Ce portrait de la marquise de Pompadour, la favorite de Louis XV, est en réalité un pastiche du XIXe siècle d’après François Boucher. L’artiste, anonyme, s’est inspiré de plusieurs œuvres du maître pour composer son tableau.
Sa source principale est, sans conteste, le portrait de Madame de Pompadour par Boucher conservé au Victoria and Albert Museum de Londres.
Le décolleté, quant à lui, rappelle celui d’une œuvre de l’Alte Pinakothek de Munich.
Le petit chien semble emprunté à un troisième portrait de la Pompadour par Boucher (Wallace Collection, Londres).
Madame de Pompadour, grande protectrice des artistes et des hommes de lettres, appréciait beaucoup la musique. Elle jouait du clavecin, de la guitare, chantait et organisait même des représentations d’opéras dans son Théâtre des Petits-Appartements à Versailles. Jeanne-Antoinette avait eu la grande chance d’étudier auprès de Pierre de Jélyotte, sans doute le plus célèbre chanteur français du XVIIIe siècle. C’est pour lui que Jean-Philippe Rameau a composé ses principaux rôles de haute-contre (tessiture de ténor léger typique de la musique baroque française) !

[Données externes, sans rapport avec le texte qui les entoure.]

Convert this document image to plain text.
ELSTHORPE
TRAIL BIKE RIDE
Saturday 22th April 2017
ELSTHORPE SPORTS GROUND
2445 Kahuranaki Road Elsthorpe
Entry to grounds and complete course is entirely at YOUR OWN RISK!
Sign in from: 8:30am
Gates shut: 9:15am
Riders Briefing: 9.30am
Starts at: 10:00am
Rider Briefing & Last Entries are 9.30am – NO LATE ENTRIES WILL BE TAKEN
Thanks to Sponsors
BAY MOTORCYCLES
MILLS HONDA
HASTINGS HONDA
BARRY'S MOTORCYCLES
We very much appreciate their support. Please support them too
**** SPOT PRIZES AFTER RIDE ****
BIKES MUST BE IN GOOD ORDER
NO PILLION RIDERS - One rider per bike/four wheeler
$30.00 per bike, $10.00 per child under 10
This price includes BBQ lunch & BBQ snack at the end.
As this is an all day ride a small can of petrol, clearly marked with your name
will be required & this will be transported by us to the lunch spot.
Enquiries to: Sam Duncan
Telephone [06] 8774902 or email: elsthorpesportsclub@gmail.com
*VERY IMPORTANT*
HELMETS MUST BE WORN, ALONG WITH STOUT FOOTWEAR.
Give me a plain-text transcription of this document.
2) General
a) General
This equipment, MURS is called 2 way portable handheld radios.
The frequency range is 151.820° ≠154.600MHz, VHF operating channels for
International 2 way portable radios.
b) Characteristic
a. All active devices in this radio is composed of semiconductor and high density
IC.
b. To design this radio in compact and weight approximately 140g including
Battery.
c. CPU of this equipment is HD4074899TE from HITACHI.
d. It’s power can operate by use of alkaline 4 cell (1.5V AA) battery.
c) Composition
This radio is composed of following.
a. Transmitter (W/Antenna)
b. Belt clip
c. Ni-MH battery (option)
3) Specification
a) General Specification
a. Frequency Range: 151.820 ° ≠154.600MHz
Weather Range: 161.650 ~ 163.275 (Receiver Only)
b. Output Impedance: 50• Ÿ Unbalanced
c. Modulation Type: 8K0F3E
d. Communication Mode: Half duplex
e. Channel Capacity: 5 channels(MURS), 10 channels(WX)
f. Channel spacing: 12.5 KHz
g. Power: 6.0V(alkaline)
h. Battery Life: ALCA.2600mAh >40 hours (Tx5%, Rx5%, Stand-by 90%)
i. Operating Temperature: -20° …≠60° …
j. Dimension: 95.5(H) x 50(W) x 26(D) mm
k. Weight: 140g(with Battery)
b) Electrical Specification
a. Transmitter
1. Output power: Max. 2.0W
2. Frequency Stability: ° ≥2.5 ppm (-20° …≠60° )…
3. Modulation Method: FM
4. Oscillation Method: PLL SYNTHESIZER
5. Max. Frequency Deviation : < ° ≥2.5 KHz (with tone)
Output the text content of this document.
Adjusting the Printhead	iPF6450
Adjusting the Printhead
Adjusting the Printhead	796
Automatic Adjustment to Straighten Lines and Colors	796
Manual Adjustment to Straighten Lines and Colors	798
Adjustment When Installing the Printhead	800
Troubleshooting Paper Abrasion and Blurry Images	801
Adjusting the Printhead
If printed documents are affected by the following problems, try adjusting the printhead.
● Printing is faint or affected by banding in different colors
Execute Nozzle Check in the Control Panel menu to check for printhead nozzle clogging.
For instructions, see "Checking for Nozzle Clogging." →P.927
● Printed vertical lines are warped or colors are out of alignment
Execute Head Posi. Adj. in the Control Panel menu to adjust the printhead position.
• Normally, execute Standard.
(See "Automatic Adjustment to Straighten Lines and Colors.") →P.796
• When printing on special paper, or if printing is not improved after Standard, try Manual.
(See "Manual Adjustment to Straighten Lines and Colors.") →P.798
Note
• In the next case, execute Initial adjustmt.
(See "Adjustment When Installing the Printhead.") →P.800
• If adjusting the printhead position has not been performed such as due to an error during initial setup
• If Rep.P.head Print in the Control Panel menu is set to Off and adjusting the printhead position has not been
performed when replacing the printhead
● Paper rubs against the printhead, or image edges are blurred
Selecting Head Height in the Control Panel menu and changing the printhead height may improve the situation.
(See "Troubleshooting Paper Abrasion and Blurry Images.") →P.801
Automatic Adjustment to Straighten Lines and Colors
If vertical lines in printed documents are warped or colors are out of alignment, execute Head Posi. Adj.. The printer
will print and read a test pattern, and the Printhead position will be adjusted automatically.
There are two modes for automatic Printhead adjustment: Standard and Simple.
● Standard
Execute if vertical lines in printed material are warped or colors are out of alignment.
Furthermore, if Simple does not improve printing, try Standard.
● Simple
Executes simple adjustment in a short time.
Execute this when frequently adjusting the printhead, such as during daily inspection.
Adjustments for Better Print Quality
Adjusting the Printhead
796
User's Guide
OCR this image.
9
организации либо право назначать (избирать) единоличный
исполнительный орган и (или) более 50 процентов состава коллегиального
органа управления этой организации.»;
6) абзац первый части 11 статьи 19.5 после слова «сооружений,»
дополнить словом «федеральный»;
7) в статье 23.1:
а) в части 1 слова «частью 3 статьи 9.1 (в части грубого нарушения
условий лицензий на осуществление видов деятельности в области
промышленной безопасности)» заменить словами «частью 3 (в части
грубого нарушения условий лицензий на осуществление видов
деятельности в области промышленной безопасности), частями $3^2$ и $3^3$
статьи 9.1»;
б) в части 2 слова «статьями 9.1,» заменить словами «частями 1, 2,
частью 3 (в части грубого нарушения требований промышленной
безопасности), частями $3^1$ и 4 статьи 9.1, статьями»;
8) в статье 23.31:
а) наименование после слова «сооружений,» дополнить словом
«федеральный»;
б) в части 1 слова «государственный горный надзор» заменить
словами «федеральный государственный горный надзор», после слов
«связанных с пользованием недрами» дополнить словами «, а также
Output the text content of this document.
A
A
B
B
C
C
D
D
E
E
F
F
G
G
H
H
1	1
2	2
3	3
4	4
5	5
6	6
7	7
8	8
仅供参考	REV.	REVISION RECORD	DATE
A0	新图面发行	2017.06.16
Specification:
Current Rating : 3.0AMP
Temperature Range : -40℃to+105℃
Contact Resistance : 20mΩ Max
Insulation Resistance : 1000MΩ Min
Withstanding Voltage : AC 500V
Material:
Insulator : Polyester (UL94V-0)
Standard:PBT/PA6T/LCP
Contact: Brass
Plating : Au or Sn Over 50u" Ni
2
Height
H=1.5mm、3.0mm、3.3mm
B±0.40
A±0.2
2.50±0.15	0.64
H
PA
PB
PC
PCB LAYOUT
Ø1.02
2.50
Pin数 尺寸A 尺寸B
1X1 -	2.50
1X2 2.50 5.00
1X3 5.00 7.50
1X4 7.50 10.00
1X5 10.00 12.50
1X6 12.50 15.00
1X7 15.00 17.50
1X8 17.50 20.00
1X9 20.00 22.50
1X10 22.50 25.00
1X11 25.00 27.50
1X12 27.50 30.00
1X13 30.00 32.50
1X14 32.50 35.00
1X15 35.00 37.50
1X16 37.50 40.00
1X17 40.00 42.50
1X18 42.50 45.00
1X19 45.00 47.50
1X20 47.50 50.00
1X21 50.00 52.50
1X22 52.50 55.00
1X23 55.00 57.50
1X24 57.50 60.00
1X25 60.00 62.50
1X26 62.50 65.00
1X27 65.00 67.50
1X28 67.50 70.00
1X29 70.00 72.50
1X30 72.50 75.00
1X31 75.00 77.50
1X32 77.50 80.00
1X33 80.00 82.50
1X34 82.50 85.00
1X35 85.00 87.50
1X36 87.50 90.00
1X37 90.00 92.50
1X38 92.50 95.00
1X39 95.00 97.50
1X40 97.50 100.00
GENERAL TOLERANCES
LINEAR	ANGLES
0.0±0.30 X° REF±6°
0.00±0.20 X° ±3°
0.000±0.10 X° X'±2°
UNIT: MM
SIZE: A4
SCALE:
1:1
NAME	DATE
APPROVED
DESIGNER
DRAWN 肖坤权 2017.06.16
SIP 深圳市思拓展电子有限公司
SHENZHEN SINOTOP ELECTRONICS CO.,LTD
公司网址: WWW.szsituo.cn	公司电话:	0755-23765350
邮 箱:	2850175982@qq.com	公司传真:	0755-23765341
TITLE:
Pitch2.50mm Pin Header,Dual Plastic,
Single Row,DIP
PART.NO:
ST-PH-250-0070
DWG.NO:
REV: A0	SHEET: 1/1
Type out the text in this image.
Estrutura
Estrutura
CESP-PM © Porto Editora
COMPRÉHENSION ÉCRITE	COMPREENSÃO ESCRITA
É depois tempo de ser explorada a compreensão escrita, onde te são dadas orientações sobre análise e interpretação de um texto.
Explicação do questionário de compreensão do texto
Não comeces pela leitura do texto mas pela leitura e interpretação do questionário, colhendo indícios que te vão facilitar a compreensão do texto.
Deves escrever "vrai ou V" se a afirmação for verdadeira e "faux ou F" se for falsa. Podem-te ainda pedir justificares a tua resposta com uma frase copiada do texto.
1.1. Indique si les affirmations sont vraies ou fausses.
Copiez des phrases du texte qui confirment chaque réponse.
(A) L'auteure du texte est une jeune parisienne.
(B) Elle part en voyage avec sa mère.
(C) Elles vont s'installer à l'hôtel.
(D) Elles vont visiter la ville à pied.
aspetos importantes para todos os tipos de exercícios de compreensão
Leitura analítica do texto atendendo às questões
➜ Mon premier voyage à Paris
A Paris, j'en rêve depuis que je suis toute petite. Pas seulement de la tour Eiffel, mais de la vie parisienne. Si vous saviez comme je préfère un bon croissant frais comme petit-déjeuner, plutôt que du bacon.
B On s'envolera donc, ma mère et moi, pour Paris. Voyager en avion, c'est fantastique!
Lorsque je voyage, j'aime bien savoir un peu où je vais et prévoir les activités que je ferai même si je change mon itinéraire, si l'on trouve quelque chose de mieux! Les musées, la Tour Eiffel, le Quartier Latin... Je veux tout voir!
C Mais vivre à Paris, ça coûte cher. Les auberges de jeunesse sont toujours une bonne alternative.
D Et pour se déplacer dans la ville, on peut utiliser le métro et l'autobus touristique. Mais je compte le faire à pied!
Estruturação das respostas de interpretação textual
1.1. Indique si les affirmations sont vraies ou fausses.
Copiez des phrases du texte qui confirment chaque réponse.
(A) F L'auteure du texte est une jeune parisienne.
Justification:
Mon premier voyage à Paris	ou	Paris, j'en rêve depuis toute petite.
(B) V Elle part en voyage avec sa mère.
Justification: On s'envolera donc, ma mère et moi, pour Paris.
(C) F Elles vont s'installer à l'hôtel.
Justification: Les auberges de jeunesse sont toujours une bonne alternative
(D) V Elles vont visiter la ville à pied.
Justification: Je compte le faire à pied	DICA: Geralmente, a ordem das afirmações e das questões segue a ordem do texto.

Passionnée de musique, La Pompadour n’hésitait pas à monter sur scène pour chanter : elle a même interprété, en mars 1753, un rôle d’homme, Colin, dans le Devin du village, un opéra de Jean-Jacques Rousseau. Ce rôle avait été créé quelques mois plus tôt par Jélyotte.
Autre anecdote concernant le Devin du village : la chanteuse Marie Fel, créatrice du rôle (c’est-à-dire première interprète) de Colette, l’amoureuse de Colin – comme son nom l’indique -, a entretenu une longue relation amoureuse avec le célèbre pastelliste Maurice Quentin de La Tour. Ce dernier a réalisé au moins trois portraits de son amie (dont un a disparu). Dans un de ces portraits (collection particulière), on distingue, derrière la chanteuse, un grand in-folio sur lequel on peut reconnaître la partition d’une cantatille intitulée Les yeux de l’amour.
Le compositeur de cette pièce n’est autre qu’Antoine Fel, le frère de Marie Fel ici représentée ! Ajoutons que le fort écho formel entre cupidon et Marie Fel tenant tous deux entre l’index et le majeur un objet, respectivement une flèche et un porte-crayon, est également une évocation assez claire des sentiments du peintre pour la chanteuse.
Clin d’oeil à l’intérêt de Madame de Pompadour pour la musique, c’est une Leçon de musique qui fait face à son portrait dans la salle du musée Cognacq-Jay. Ce tableau est attribué à Boucher, mais les spécialistes semblent s’accorder à dire que la signature, tout comme la date également inscrite, sont fausses. Ce détail ne permet pas pour autant d’affirmer que l’œuvre n’est pas de Boucher, ni qu’elle date d’une autre période… Bref, aussi intéressante que soit cette question, elle nous éloigne du sujet de ce billet !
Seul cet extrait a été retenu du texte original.